In addition to having minimum contacts with the forum, exercising jurisdiction over Defendants must be fair and reasonable. Courts “inquire whether the exercise of personal jurisdiction would offend traditional notions of fair play and substantial justice.” Old Republic, 877 F.3d at 908. After minimum contacts are established, “it is incumbent on defendants to present a compelling case that the presence of some other consideration would render jurisdiction unreasonable.” Id. at 909. Courts determine whether “jurisdiction is reasonable by considering the following factors: ‘(1) the burden on the defendant; (2) the forum state’s interest in resolving the dispute; (3) the plaintiff’s interest in receiving convenient and effective relief, (4) the interstate judicial system’s interest in
obtaining the most efficient resolution of controversies, and (5) the shared interest of the several states in furthering fundamental social policies.” Id. (quoting Dudnikov, 514 F.3d at 1080). It is Defendants’ burden to make a compelling case that the presence of some other considerations would render jurisdiction unreasonable. Defendants have not attempted to make such a compelling case. Defendants reached out to Utah-based companies through allegedly improper means to take business away from MyAdvice. There is no argument that Defendants cannot as easily defend an action against them in this forum. Defendants’ motion does not assert that exercising jurisdiction would be unfair or unreasonable, only inconvenient. Therefore, the court concludes that exercising jurisdiction over Defendants
in Utah based on the allegations of the Amended Complaint would not offend traditional notions of fair play. The court, therefore, concludes that the Amended Complaint alleges minimum contacts to exercise jurisdiction over Defendants in this court and that such exercise of
jurisdiction would not be unreasonable or unfair. Accordingly, Defendants’ motion to dismiss for lack of personal jurisdiction is denied. 2. Venue Defendants argue that because this court cannot exercise personal jurisdiction as to all Defendants, the court should transfer the case to the Southern District of California under 28 U.S.C. § 1404(a). However, that is Defendants only arguments as to proper venue and the court has found jurisdiction over all Defendants. Section 1404 requires (1) that “the transferee court is a proper forum in which the action could have been brought originally,” and (2) that “the transfer will enhance the convenience of the parties and witnesses, and is in the interest of justice.”

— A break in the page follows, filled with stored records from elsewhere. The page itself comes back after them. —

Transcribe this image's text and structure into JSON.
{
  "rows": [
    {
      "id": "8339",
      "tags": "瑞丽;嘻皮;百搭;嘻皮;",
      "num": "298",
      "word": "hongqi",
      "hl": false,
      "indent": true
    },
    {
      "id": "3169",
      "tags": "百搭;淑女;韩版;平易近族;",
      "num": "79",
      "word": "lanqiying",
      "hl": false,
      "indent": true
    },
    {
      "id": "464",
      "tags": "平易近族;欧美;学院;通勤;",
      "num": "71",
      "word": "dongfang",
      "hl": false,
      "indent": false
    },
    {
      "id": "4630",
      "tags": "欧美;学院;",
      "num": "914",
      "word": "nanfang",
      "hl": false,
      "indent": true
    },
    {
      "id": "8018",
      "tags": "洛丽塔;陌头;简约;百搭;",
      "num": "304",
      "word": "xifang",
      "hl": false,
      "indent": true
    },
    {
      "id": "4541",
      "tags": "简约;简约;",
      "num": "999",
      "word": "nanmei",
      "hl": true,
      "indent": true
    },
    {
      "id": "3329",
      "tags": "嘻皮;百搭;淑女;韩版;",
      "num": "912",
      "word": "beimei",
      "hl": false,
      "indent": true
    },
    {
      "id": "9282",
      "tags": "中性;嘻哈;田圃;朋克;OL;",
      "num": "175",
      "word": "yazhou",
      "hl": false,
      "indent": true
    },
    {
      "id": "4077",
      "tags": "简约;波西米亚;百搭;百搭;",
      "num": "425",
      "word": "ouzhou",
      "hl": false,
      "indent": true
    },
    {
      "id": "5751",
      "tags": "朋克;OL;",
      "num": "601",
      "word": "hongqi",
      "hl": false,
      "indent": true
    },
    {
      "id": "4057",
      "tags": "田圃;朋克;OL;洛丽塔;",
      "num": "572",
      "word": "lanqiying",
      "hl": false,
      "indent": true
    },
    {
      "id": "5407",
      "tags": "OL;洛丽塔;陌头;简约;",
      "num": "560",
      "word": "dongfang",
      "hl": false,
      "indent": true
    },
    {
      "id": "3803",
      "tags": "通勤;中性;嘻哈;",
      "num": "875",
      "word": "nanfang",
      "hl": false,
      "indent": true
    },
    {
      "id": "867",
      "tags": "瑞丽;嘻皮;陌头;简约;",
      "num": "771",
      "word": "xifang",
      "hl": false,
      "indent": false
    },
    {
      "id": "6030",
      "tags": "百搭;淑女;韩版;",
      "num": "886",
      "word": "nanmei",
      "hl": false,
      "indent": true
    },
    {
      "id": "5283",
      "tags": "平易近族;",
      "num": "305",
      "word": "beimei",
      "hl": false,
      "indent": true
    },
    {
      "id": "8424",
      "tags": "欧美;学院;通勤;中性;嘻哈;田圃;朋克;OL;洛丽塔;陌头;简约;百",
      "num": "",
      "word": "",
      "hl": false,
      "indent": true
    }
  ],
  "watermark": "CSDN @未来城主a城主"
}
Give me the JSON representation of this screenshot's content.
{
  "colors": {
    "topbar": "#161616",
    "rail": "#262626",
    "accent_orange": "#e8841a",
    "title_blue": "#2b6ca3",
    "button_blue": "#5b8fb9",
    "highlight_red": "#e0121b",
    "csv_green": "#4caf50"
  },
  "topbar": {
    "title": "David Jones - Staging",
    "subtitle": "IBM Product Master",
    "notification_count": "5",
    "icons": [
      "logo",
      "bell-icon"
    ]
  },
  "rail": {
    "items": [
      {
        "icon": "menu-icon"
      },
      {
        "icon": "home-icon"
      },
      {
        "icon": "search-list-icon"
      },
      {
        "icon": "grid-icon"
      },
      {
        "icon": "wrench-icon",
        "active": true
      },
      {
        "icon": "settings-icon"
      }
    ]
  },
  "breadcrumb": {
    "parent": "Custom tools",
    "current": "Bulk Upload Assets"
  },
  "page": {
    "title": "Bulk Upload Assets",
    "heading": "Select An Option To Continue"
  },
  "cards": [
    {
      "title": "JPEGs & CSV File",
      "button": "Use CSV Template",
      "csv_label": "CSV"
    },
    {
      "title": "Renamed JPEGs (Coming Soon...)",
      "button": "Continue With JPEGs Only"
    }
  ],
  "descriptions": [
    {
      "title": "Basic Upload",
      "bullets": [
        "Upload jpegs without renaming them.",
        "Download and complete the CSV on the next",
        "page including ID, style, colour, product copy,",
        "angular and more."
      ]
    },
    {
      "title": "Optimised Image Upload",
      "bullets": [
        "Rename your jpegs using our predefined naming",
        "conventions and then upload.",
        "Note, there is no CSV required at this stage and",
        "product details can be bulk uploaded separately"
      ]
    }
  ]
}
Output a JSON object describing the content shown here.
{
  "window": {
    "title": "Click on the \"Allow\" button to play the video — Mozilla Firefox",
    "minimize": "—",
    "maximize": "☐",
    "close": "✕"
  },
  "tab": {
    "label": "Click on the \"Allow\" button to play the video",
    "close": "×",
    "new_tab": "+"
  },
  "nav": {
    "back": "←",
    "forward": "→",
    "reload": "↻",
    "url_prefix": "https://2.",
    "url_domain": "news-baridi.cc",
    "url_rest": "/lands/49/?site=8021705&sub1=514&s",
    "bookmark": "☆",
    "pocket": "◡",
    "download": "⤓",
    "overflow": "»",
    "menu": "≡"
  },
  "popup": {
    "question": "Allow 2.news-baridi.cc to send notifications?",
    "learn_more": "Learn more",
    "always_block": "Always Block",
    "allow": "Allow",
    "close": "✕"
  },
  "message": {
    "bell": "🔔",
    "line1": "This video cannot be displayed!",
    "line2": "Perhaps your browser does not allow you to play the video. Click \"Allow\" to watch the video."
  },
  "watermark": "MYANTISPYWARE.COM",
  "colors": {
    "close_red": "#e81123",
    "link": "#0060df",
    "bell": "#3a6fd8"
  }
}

Community. Television of Utah, LLC v. Aereo, Inc., 997 F. Supp. 2d 1191, 1205 (D. Utah 2014). Defendants have not attempted to meet these requirements. Because there is no evidence that Utah is an inconvenient forum, the court will not disturb Plaintiff’s choice of forum. The court cannot focus only on Defendants’ convenience. A plaintiff’s choice of forum should rarely be disturbed unless the balance of factors is strongly in favor of the movant seeking transfer. Community Television of Utah, LLC v. Aereo, Inc., 997 F. Supp. 2d 1191, 1205 (D. Utah 2014) (citing 28 U.S.C. § 1404(a)). Therefore, the court denies Defendants’ motion to transfer venue. 3. Rule 12(b)(6) Dismissal Defendants argue that the Amended Complaint fails to plead a breach of contract claim against Morris, the economic loss rule bars claims against Morris for tortious interference with
economic relations and civil conspiracy, the Amended Complaint fails to plead a tortious interference claims against Defendants, the Amended Complaint’s allegations sounding in fraud fail to state a claim under the Lanham Act or UCL, and the Amended Complaint’s respondeat superior and civil conspiracy claims present no independent viable grounds for relief.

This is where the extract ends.